Zabijaka był spokojny i nie spieszył się. Chciał aby Cassie załapała jak najwięcej. Mimo iż ich namiot stanie później niż ten Konrada to będzie niemniej solidnie się piął ku górze, a pani Schultz będzie mogła czuć satysfakcję śpiąc w namiocie postawionym wraz z mężem. To była mało ważna sprawność, ale kolejna rzecz która zbliżała ich do siebie i umacniała ich więź. Co ważne zabijaka nie uzależniał żony od siebie. Wręcz przeciwnie. Marzył aby Cass stała się tak samo zaradna jak on.

Cassandra lekko sposępniała, kiedy Rudiger całkiem zignorował jej wzmiankę o wspólnie spędzonym czasie w łóżku. Przez dłuższą chwilę nie odzywała się, obserwując poczynania męża, choć przez to, że nie zwrócił zupełnie uwagi na jej słowa, troszkę mniej się skupiała na tym, co jej pokazuje.
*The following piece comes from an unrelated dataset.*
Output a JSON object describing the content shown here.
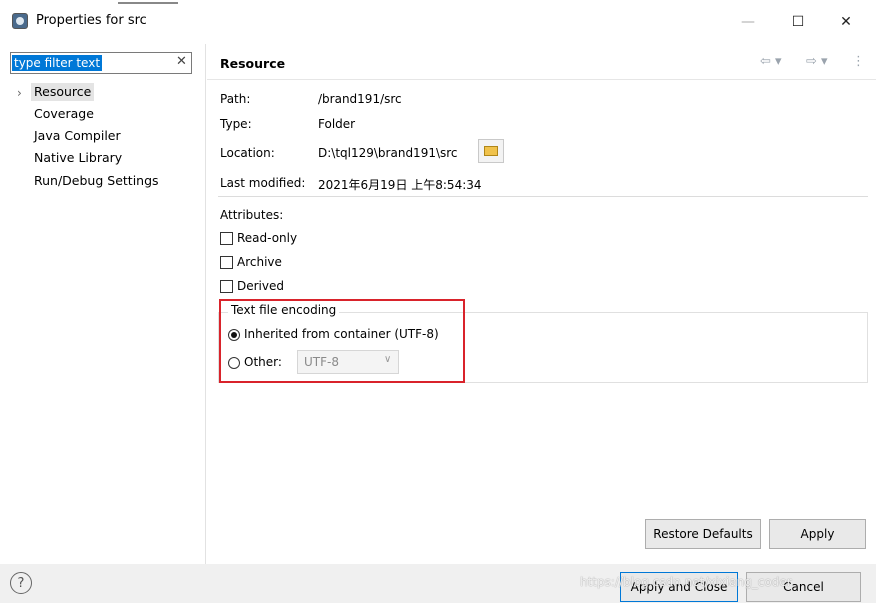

Patrząc na pracę jego umięśnionych rąk, nawijała na palec czarny kosmyczek swoich długich włosów.
- Nie lubię kiedy mówisz, że cię kiedyś zabraknie - ściągnęła brwi i poruszyła noskiem, jak kociak sprawdzający miskę z jedzeniem. - Przecież mamy być już zawsze razem - dodała naiwnie, znacznie ciszej i odwinęła z palca kosmyk włosów, aby zerknąć na obrączkę, która była wsunięta na jej szczupły, serdeczny palec. - Tutaj czy w Morra ogrodach. Byle razem - spojrzała na mężczyznę i posłała mu krótki uśmiech. Przez to wszystko czuła się nieswojo i wyobcowanie.
- Tęsknie za tobą, wiesz? - mruknęła ze smutną miną. Pewnie Rudiger jej nie zrozumie, bo przecież był tuż obok, ale ona czuła wewnętrzną samotność, bardziej jakby była z towarzyszem niż mężem. Być może potrzebowała czegoś więcej, niż bycia traktowaną z dystansem i skupianiu się na praktycznych rzeczach. Oczywiście było to logiczne, że nie wyruszyli na miesiąc miodowy, tylko ciężkie zadanie polegające na odebranie artefaktu naznaczonego chaosem, ale mimo to Cassandra wciąż potrzebowała opieki, zainteresowania i czułości. Bez tego nie umiała się skupić na niczym, jeśli nie czuła się najważniejsza, a w sytuacji, w której się znajdowali, wiadomo, że nie była.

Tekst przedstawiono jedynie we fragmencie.